I'll probably use copper as an activator, but I'm not too sure how I'll go about applying this to the sulfide salt. I'll probably have to calcine the sulfate salt with carbon first. Carbon shouldn't be left if the process is carried out to completion (it will bind with oxygen to become carbon dioxide). After all carbon has been removed, then I'll add the copper powder. This should give me a calcium sulfide + copper doped phosphorescent powder. I honestly don't know, but I will play with this process some to figure out the best way to dope the sulfide salt.

EDIT: My local department store didn't have any plaster of paris in stock (odd). So I purchased some epsom salt instead. I'll just make a solution of sea salt and epsom salt, this should precipitate out a "philosophical" calcium sulfate.

So it seems like my plan didn't work. I didn't get a calcium sulfate precipitate. I attribute this to one thing: the dead sea salt does not contain enough calcium chloride. Need to find some chalk or sea shells, bah!

My second plan failed also. I had some m-state precipitate from a solution of dead sea salt laying around. So I figured it should contain SOME calcium hydroxide. I added some spirit of salt (HCl) to obtain the soluble magnesium/calcium chlorides. This was then added to a solution of magnesium sulfate. If calcium were present, it should precipitate calcium sulfate, but yet again it ended in failure.

01-10-2009, 09:12 AM
Calcium sulfate has a solubility of 0.24 g/100 mL according to wikipedia. Probably you don't have enough calcium in the solution in order to overcome the limit and obtain a precipitate.

01-10-2009, 10:22 AM
You're absolutely right. The Dead Sea salt I used only contained trace amounts of calcium chloride. Any calcium sulfate that formed would not have precipitated due to its slight solubility.
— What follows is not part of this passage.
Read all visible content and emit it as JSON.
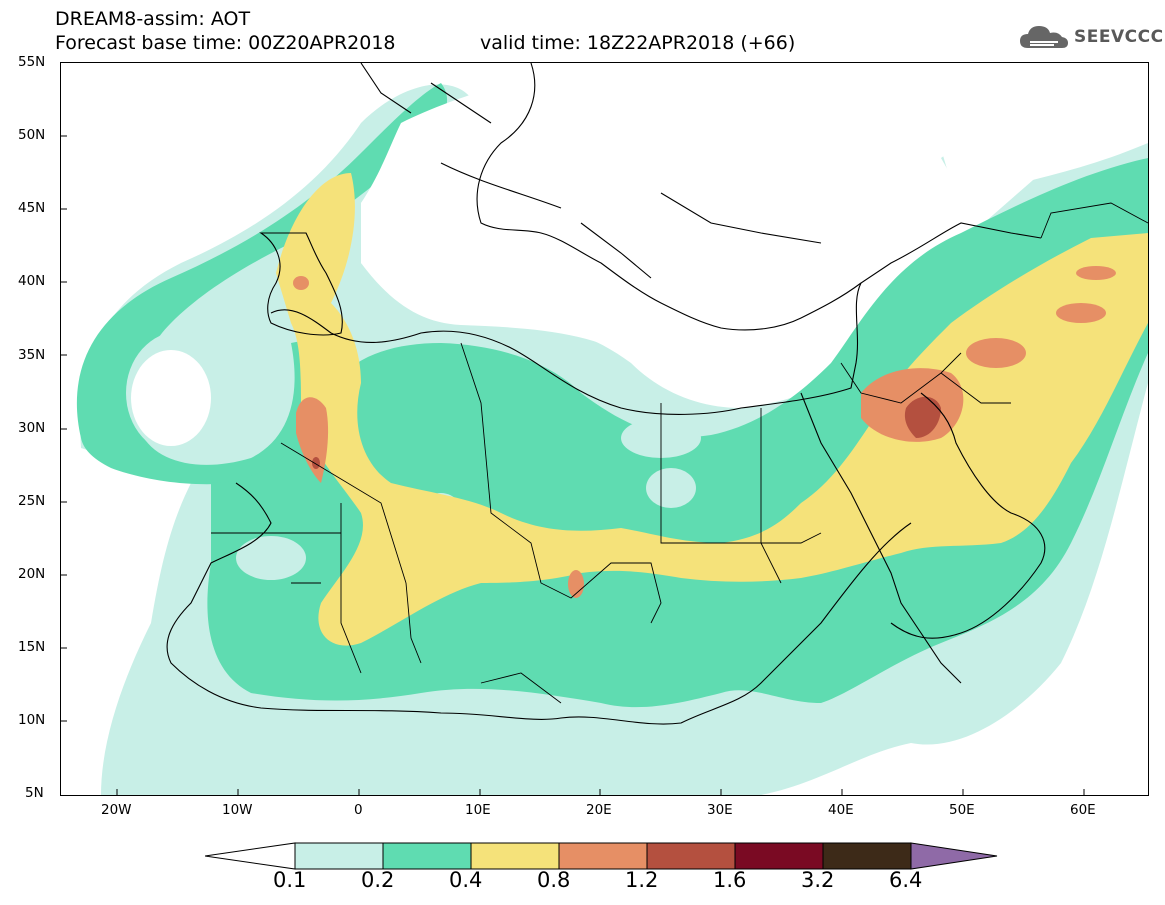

I've quit working on sulfide salts for the meanwhile, but I will definitely come back to this topic in due time.

01-10-2009, 04:58 PM
One could try zinc sulfide instead of calcium. It is easier and safer to make. According to wikipedia,
It is easily produced by mixing an amount of zinc and sulfur and then igniting it. The result (after cooling) is zinc sulfide.
Its a nice coincidence that right now I'm reading a book called "Chemical Magic" by John Lippy and it has a whole chapter on Luminous paints based on sufides and other substances. There is also an interesting chapter with many recipies on how to start fire with water. An easy one includes mixing ammonium chloride, ammonium nitrate and zinc dust. Or in another, some potassium metal is put into ether and ignited when water is thrown in. (I think potassium could be made by electrolysis of molten KCl or K2CO3)

01-10-2009, 06:46 PM
One could try zinc sulfide instead of calcium. It is easier and safer to make. According to wikipedia,
I want to try this. It seems fairly straightforward. I have a pound of few pounds of pure zinc laying around, but I don't have any elemental sulfur. Haha, what kind of alchemist am I anyway? No sulfur! :(

Zinc, Cadmium, and Mercury are some of the more reactive metals.

An easy one includes mixing ammonium chloride, ammonium nitrate and zinc dust.
I learned about this trick a few weeks ago. Made a post in the "Survival Techniques of Alchemists" thread.

Here's what I said:

A simple fire starter can be made by using a mixture of ammonium nitrate (15g) + ammonium chloride (1.5g) + zinc dust (35g). These components are mixed thoroughly and kept in an airtight container. Once mixed it becomes highly sensitive to moisture, and if left out in the open it will ignite (the salts deliquesce). This mixture will ignite if a single drop of water is added to a small pile.

I wonder if it would work with copper dust instead of zinc. Copper is somewhat more easy to identify in the wild. Our ammonium nitrate / ammonium chloride can be had through a number of methods.